Breakthrough in operando ferroelectric device investigation

Ferroelectric tunnel junctions are key devices studied in FIXIT for emulating synapses. Interfaces play a major role in their electrical performance. Scientists from CEMES-CNRS and Helmholtz-Zentrum Berlin provide the first direct and quantitative determination of how electric fields and charges evolve inside hafnia-based ferroelectric devices under operation.

CEMES-CNRS and Helmholtz-Zentrum Berlin have collaborated for the operando study of ferroelectric devices by electron holography. The results have been published in Nature Communications (Mapping electric fields and observation of ferroelectric domain switching in hafnia zirconia devices by electron holography).

https://www.nature.com/articles/s41467-025-66807-4

Using operando electron holography, internal electric fields and interface charge densities have been mapped in a ferroelectric Hf₀.₅Zr₀.₅O₂/Al2O3 bilayer tunnel junction while it is electrically biased inside a transmission electron microscope. This unique capability allows to visualize polarization switching over hundreds of nanometers of field of view. It is shown that the switching proceeds not only by domain nucleation but by both nucleation and lateral domain expansion.

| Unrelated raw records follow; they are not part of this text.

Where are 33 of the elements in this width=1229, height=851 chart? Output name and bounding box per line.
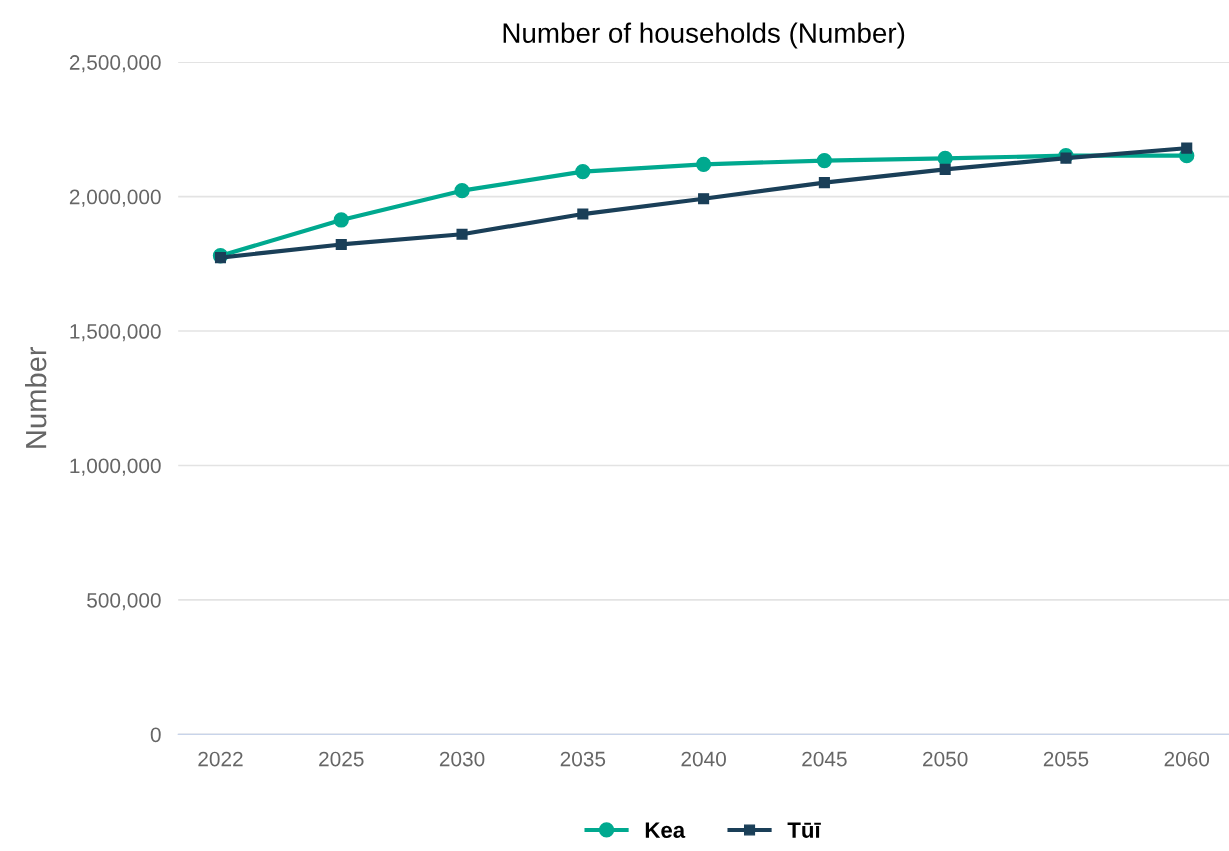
- point: [818, 177, 830, 189]
- x-tick-label: 2040: [681, 751, 726, 767]
- x-tick-label: 2045: [802, 751, 847, 767]
- y-tick-label: 500,000: [87, 592, 161, 611]
- y-tick-label: 2,000,000: [69, 189, 161, 207]
- point: [456, 228, 468, 240]
- point: [695, 156, 712, 172]
- point: [214, 252, 227, 264]
- point: [333, 212, 349, 228]
- chart-title: Number of households (Number): [503, 22, 905, 49]
- point: [575, 163, 591, 180]
- y-tick-label: 2,500,000: [69, 55, 161, 73]
- y-axis-title: Number: [25, 346, 47, 448]
- y-tick-label: 1,000,000: [70, 458, 161, 476]
- point: [335, 238, 347, 251]
- x-tick-label: 2022: [198, 751, 243, 767]
- legend-label: Kea: [645, 822, 686, 838]
- x-tick-label: 2035: [560, 751, 606, 767]
- legend-label: Tūī: [787, 822, 821, 838]
- point: [698, 193, 710, 205]
- x-tick-label: 2060: [1164, 751, 1210, 767]
- x-tick-label: 2025: [319, 751, 364, 767]
- point: [1060, 152, 1072, 164]
- x-tick-label: 2050: [923, 751, 968, 767]
- y-tick-label: 0: [150, 727, 161, 743]
- point: [939, 163, 951, 175]
- y-tick-label: 1,500,000: [70, 324, 161, 342]
- point: [454, 183, 470, 199]
- x-tick-label: 2055: [1043, 751, 1089, 767]
- point: [577, 208, 589, 220]
- point: [1181, 142, 1193, 154]
- x-tick-label: 2030: [439, 751, 485, 767]
- point: [816, 152, 833, 169]
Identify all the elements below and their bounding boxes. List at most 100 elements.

Beyond imaging, the measurements allow to quantify charge screening with unprecedented accuracy. The authors show that screening charges are concentrated at ferroelectric/dielectric interfaces and that even an ultrathin unintended interfacial layer can strongly reshape the internal field landscape.

Achieving this level of insight required major methodological advances to overcome long-standing experimental limitations of in situ holography. With sub-nanometer spatial resolution and a potential sensitivity of 15 mV, this work establishes operando electron holography as a powerful tool for engineering interfaces and optimizing the performance of next-generation ferroelectric devices.